On the contrary, this text is something I’ve puzzled over ever since, because — as the substance of the text came to be corroborated by both Jared Kushner and Mike Flynn — I couldn’t understand how he had learned of it so quickly.

The “significant role” I believe this person had in the Russian attack on the US is at least facially entirely separate from the subject of the text, though I do find it really telling that someone I believed had been and was subsequently involved in the attack on the US was in the loop on the foreign policy payoff so quickly.

All that said, it and some related comments inform why I have argued, since May 2017, that the “Russia” story is actually as much about Jared’s “Peace” “Plan” as it is about payoff to Russia in the form of sanctions relief.

As I explained, I included the text in the oblique post because of reports that seem to confirm we’re closing in on the deal that Trump turned to implementing just hours after the election.

Here’s another example, a follow-up from Adam Entous on an earlier report on Donald Trump’s New World Order. He describes how Mohammed bin Zayed told an American shortly before the election — that is, shortly before this text was sent to me — that Vladimir Putin might be willing to make a deal on Syria in exchange for sanctions relief.

During a private meeting shortly before the November, 2016, election, Mohammed bin Zayed, the crown prince of Abu Dhabi, floated to a longtime American interlocutor what sounded, at the time, like an unlikely grand bargain. The Emirati leader told the American that Vladimir Putin, the Russian President, might be interested in resolving the conflict in Syria in exchange for the lifting of sanctions imposed in response to Russia’s actions in Ukraine.
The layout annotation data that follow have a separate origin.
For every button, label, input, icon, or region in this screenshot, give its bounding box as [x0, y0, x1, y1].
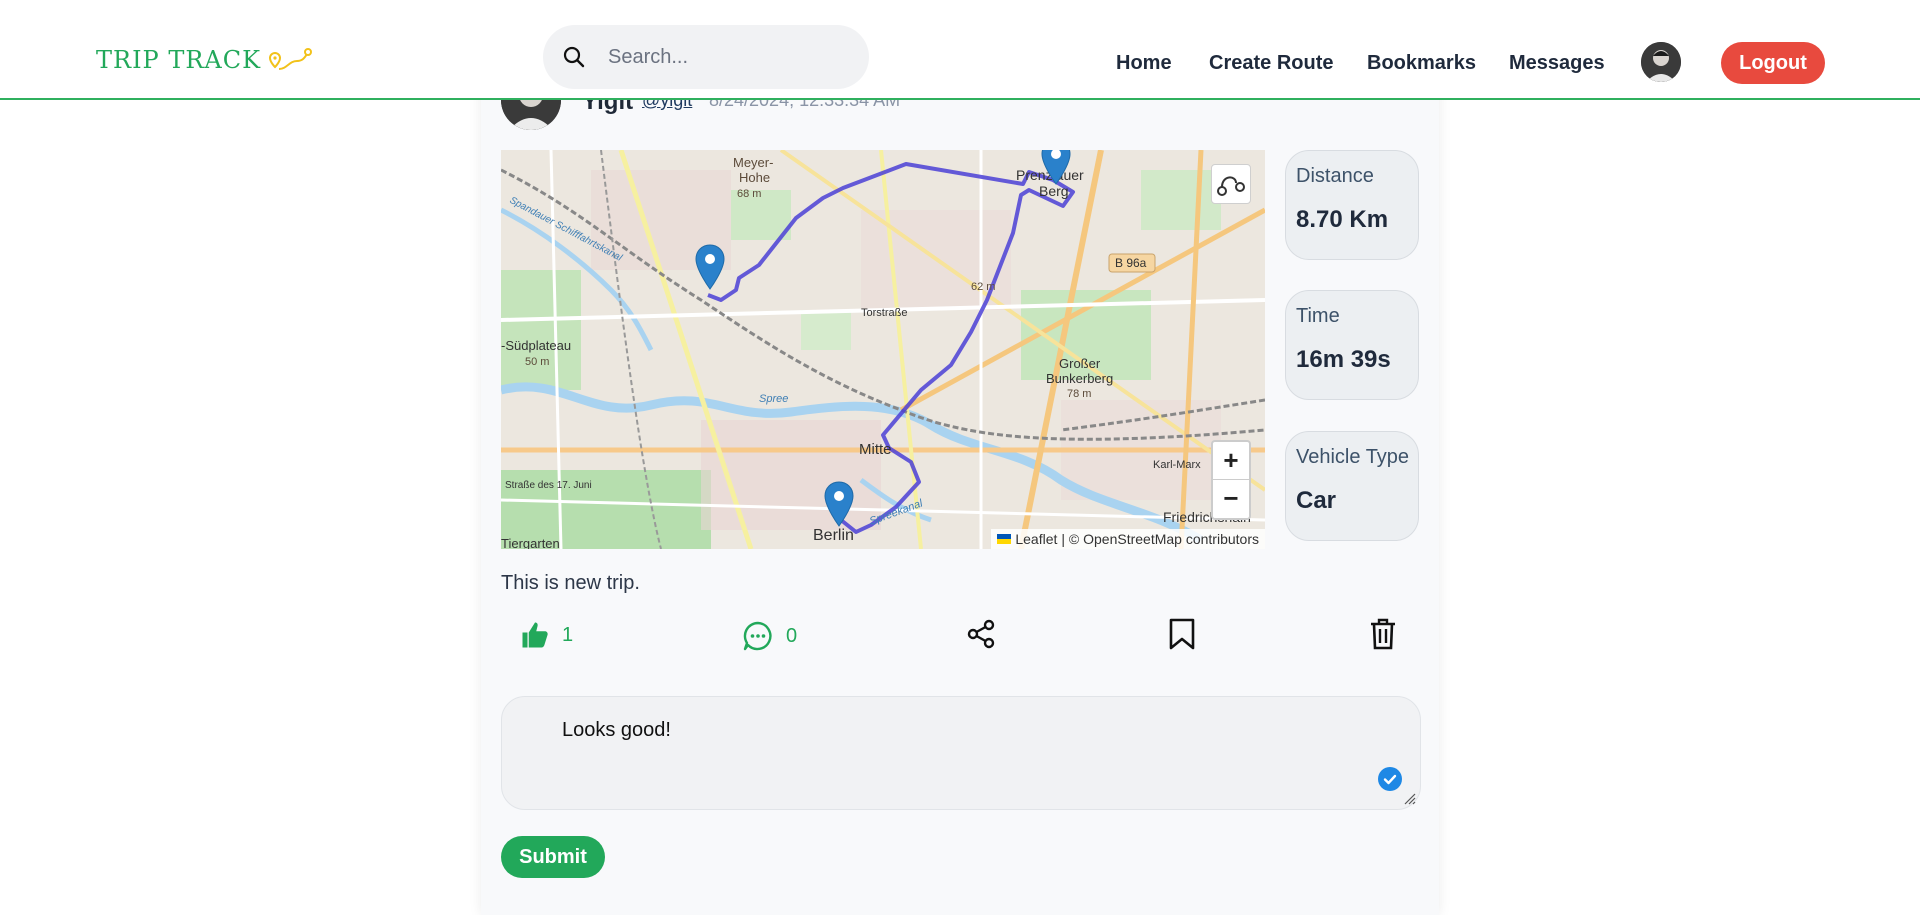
logout-button[interactable]: Logout	[1721, 42, 1825, 84]
map-label-78m: 78 m	[1067, 388, 1091, 400]
comment-text: Looks good!	[562, 719, 671, 741]
like-button[interactable]: 1	[520, 620, 573, 650]
bookmark-button[interactable]	[1167, 617, 1197, 651]
map-label-50m: 50 m	[525, 356, 549, 368]
submit-button[interactable]: Submit	[501, 836, 605, 878]
map-label-karl-marx: Karl-Marx	[1153, 459, 1201, 471]
resize-handle-icon[interactable]	[1402, 791, 1416, 805]
vehicle-type-value: Car	[1296, 487, 1337, 514]
map-label-berg: Berg	[1039, 183, 1069, 199]
map-label-meyer: Meyer-	[733, 155, 773, 170]
distance-value: 8.70 Km	[1296, 206, 1389, 233]
search-input[interactable]	[606, 44, 850, 70]
route-map[interactable]: Meyer- Hohe 68 m Prenzlauer Berg 62 m To…	[501, 150, 1265, 549]
avatar-image	[1641, 42, 1681, 82]
routing-toggle-button[interactable]	[1211, 164, 1251, 204]
map-label-62m: 62 m	[971, 281, 995, 293]
distance-label: Distance	[1296, 165, 1374, 187]
comment-textarea[interactable]: Looks good!	[501, 696, 1421, 810]
map-label-b96a: B 96a	[1115, 256, 1147, 270]
trash-icon	[1371, 618, 1395, 650]
user-avatar[interactable]	[1641, 42, 1681, 82]
brand-logo[interactable]: TRIP TRACK	[96, 46, 313, 74]
route-icon	[1217, 176, 1245, 196]
zoom-out-button[interactable]: −	[1213, 480, 1249, 517]
thumbs-up-icon	[522, 622, 548, 648]
attribution-osm-text[interactable]: | © OpenStreetMap contributors	[1061, 531, 1259, 547]
route-pin-icon	[269, 48, 313, 70]
vehicle-type-label: Vehicle Type	[1296, 446, 1410, 468]
comment-icon	[743, 621, 772, 651]
map-label-strasse17: Straße des 17. Juni	[505, 480, 592, 491]
map-label-grosser: Großer	[1059, 356, 1101, 371]
map-label-hohe: Hohe	[739, 170, 770, 185]
search-bar[interactable]	[543, 25, 869, 89]
map-label-berlin: Berlin	[813, 527, 854, 544]
vehicle-type-stat-card: Vehicle Type Car	[1285, 431, 1419, 541]
zoom-in-button[interactable]: +	[1213, 442, 1249, 480]
like-count: 1	[562, 623, 574, 646]
ukraine-flag-icon	[997, 534, 1012, 544]
search-icon	[563, 46, 585, 68]
map-tiles: Meyer- Hohe 68 m Prenzlauer Berg 62 m To…	[501, 150, 1265, 549]
map-label-suedplateau: -Südplateau	[501, 338, 571, 353]
bookmark-icon	[1169, 618, 1195, 650]
map-label-tiergarten: Tiergarten	[501, 536, 560, 549]
time-label: Time	[1296, 305, 1340, 327]
time-stat-card: Time 16m 39s	[1285, 290, 1419, 400]
attribution-leaflet-link[interactable]: Leaflet	[1015, 531, 1057, 547]
grammar-check-icon[interactable]	[1378, 767, 1402, 791]
trip-description: This is new trip.	[501, 572, 640, 594]
map-attribution: Leaflet | © OpenStreetMap contributors	[991, 529, 1265, 549]
time-value: 16m 39s	[1296, 346, 1391, 373]
comment-button[interactable]: 0	[742, 620, 797, 652]
share-icon	[967, 619, 995, 649]
map-label-torstrasse: Torstraße	[861, 307, 907, 319]
share-button[interactable]	[965, 618, 997, 650]
nav-bookmarks[interactable]: Bookmarks	[1367, 52, 1476, 75]
zoom-control: + −	[1211, 440, 1251, 520]
map-label-68m: 68 m	[737, 188, 761, 200]
top-navbar: TRIP TRACK Home Create Route Bookmarks M…	[0, 0, 1920, 100]
distance-stat-card: Distance 8.70 Km	[1285, 150, 1419, 260]
delete-button[interactable]	[1369, 617, 1397, 651]
map-label-spree: Spree	[759, 393, 788, 405]
nav-create-route[interactable]: Create Route	[1209, 52, 1333, 75]
comment-count: 0	[786, 624, 798, 647]
map-label-mitte: Mitte	[859, 441, 892, 458]
brand-name: TRIP TRACK	[96, 46, 262, 74]
nav-home[interactable]: Home	[1116, 52, 1172, 75]
nav-messages[interactable]: Messages	[1509, 52, 1605, 75]
map-label-bunkerberg: Bunkerberg	[1046, 371, 1113, 386]
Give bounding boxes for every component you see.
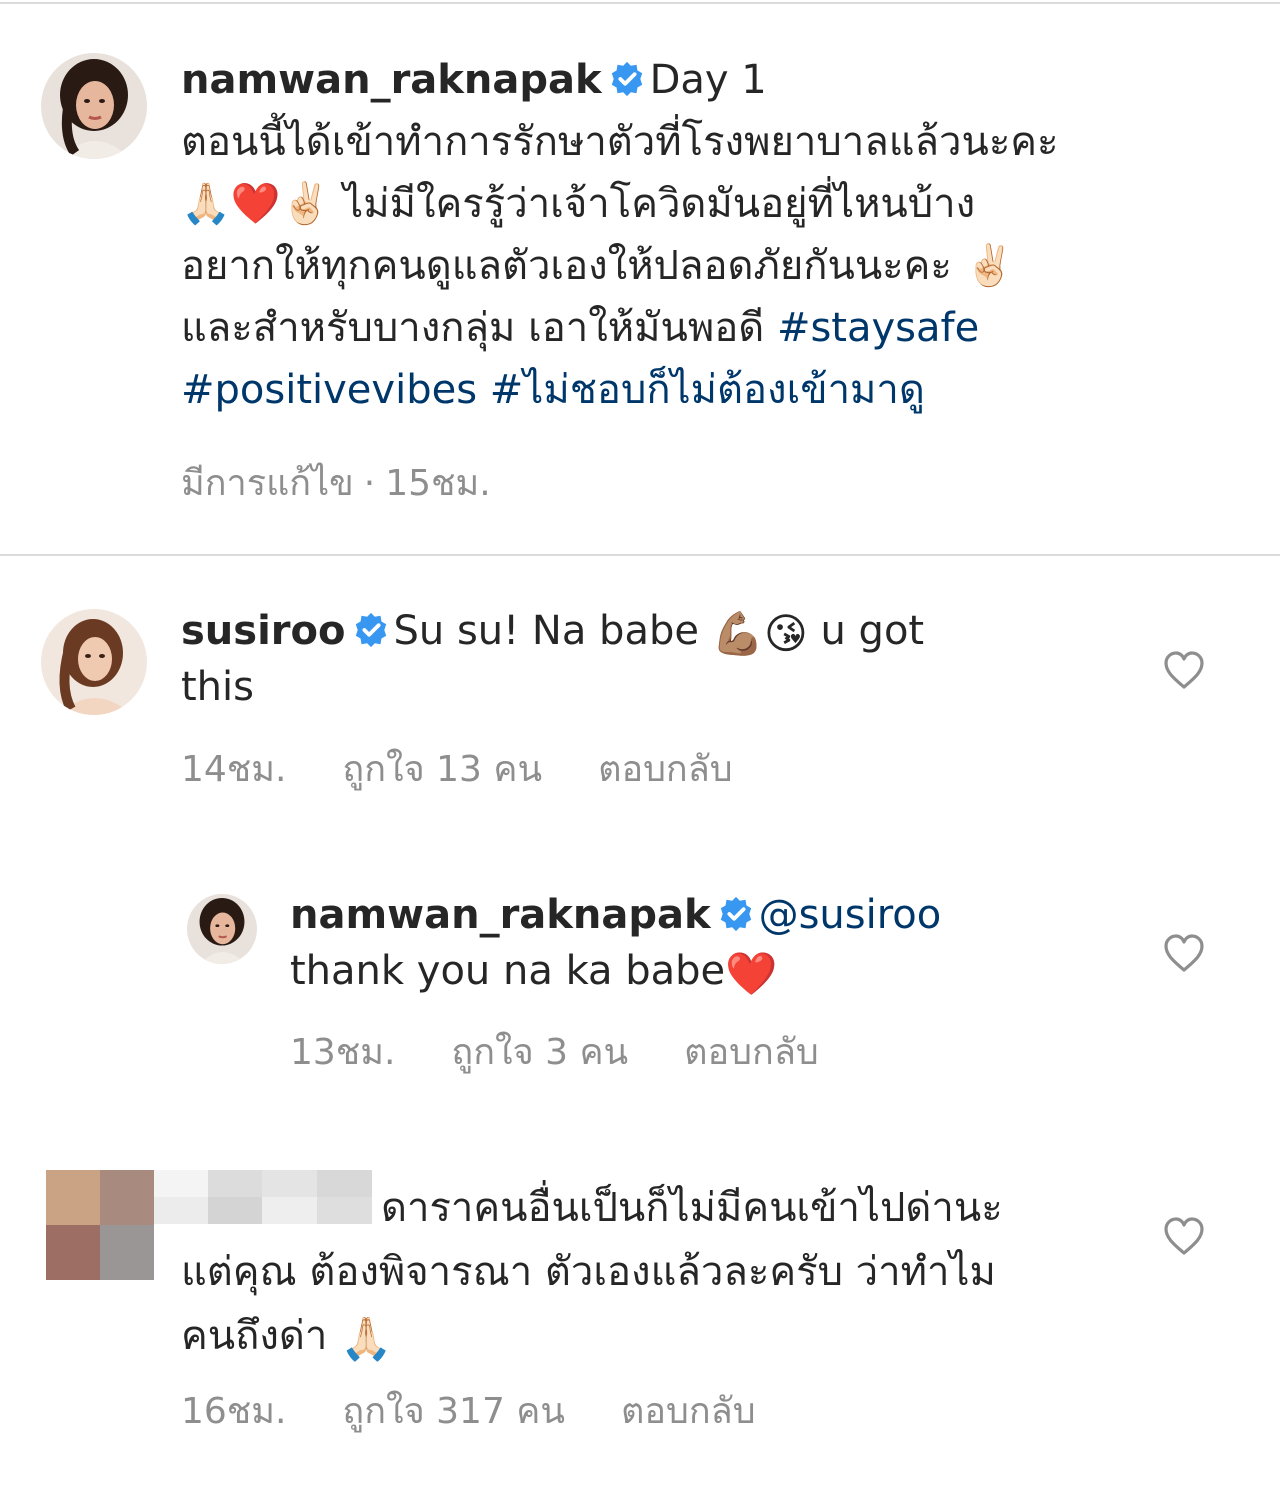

Current and former U.S. officials said that bin Zayed, known as M.B.Z., was not the only leader in the region who favored rapprochement between the former Cold War adversaries. While America’s closest allies in Europe viewed with a sense of dread Trump’s interest in partnering with Putin, three countries that enjoyed unparallelled influence with the incoming Administration—Israel, Saudi Arabia, and the U.A.E.—privately embraced the goal. Officials from the three countries have repeatedly encouraged their American counterparts to consider ending the Ukraine-related sanctions in return for Putin’s help in removing Iranian forces from Syria.

[snip]

It is unclear whether M.B.Z.’s preëlection proposal came from Putin himself or one of his confidants, or whether the Emirati leader came up with the idea. But the comment suggested that M.B.Z. believed that turning Putin against Iran would require sanctions relief for Moscow, a concession that required the support of the American President.

Entous is asking similar questions as I am about this effort: did my source learn of Flynn’s tasking from the Russians or from someone else? I honestly don’t know.

But Entous and I are seeing the same thing in recent events. That over the next two weeks, Trump looks poised to deliver on his end of the grand bargain.

On June 8th, Trump called for Russia to be readmitted to the Group of Seven industrial nations. (Russia was expelled four years ago, after it annexed Ukraine’s Crimea region.) Then, during a dinner at the G-7 summit in Canada, Trump reportedly said that Crimea was Russian because the people who lived there spoke Russian. Several weeks later, when asked whether reports that he would drop Washington’s long-standing opposition to the annexation of Crimea were true, Trump responded, “We’re going to have to see.”

What I hoped to add to this story by revealing that text is the evidence that the grand bargain tied closely, in the person that I discussed with the FBI, with the election attack.